To evaluate the pharmacological modulation of the stress-induced tumor growth, the mice were treated with piceatannol (3 and 30 mg/kg, s.c.) on the 10th day to 19th day after the administration of the LLC cells.
Transplantation model (subcutaneous tumor model). LLC cells were suspended in 0.1 ml of D-PBS (−) at a concentration of 1×106 cells as a mixture of 0.1 ml of Corning® Matrigel® Growth Factor Reduced Basement Membrane Matrix (Catalog #354230; Corning, NY, USA). This suspension mixture (0.2 ml) was then transplanted (s.c.) into the right flank of the anesthetized (3% isoflurane) mice. The tumor volume was measured at 10, 12, 14, 16, 18, and 20 days using a caliper and calculated as (length × width × width)/2. The animals were individually housed after the implantation of the LLC cells.
The mice were treated with piceatannol (30 mg/kg, s.c.) on the 10th day to 19th day after the administration of the LLC cells to evaluate the antitumor effect.

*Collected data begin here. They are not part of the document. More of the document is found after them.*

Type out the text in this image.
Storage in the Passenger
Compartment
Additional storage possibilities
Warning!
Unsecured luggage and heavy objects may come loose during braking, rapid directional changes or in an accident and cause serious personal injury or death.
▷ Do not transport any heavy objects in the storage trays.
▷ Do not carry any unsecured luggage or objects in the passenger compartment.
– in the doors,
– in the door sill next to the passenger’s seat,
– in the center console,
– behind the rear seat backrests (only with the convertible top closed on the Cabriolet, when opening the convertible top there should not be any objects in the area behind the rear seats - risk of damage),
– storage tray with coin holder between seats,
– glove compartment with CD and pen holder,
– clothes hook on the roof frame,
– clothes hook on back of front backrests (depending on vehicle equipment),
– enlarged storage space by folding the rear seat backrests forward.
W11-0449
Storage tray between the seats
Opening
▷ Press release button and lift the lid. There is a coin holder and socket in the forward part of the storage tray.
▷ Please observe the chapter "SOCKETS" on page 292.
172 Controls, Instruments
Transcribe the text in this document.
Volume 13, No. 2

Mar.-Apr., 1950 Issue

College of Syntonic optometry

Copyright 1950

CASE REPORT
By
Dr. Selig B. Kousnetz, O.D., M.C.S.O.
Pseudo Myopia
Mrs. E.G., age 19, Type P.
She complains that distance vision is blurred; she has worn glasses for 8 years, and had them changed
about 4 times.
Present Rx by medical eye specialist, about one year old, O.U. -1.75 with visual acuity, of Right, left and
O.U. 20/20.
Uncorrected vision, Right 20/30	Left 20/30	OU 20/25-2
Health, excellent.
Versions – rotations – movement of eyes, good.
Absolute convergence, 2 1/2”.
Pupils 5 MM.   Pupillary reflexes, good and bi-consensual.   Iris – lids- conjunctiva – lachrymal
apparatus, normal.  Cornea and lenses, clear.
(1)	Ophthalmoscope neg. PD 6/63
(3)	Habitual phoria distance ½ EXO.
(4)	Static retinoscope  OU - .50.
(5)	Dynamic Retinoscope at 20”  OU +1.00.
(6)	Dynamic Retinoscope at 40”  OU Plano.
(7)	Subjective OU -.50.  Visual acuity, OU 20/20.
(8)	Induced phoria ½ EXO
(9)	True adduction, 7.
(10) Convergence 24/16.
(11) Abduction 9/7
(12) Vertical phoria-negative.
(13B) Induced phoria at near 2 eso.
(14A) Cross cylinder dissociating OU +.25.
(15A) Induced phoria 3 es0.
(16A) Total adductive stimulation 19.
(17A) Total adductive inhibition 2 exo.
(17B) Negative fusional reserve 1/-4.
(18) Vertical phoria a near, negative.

Data analysis. Data are expressed as mean±standard error of the mean (SEM) and were evaluated using the one-way analysis of variance (ANOVA) or two-way ANOVA tests followed by Bonferroni's post-hoc test. The statistical analysis for two-group comparisons was performed using unpaired t-test with Welch's correction. All statistical analyses were performed using Prism version 5.0 (GraphPad Software, Inc., San Diego, CA, USA).
Results
The EPM test. At low doses, piceatannol (1 and 3 mg/kg, s.c.) dose dependently and significantly increased the time spent in the open arms of the EPM test when compared with the vehicle [one-way ANOVA, F(4, 25)=4.12, p=0.0107; Bonferroni's test, 3 mg/kg, *p<0.05 vs. vehicle; Figure 1a]. At doses greater than 3 mg/kg, a dose-dependent decrease in the time spent in the open arms of the EPM test was noted (Figure 1a). In contrast, sodium lactate (100 mg/kg, s.c.) decreased the time spent in the open arms of the EPM test compared with saline (T-tests, p=0.0002, ***p<0.005 vs. saline; Figure 1b).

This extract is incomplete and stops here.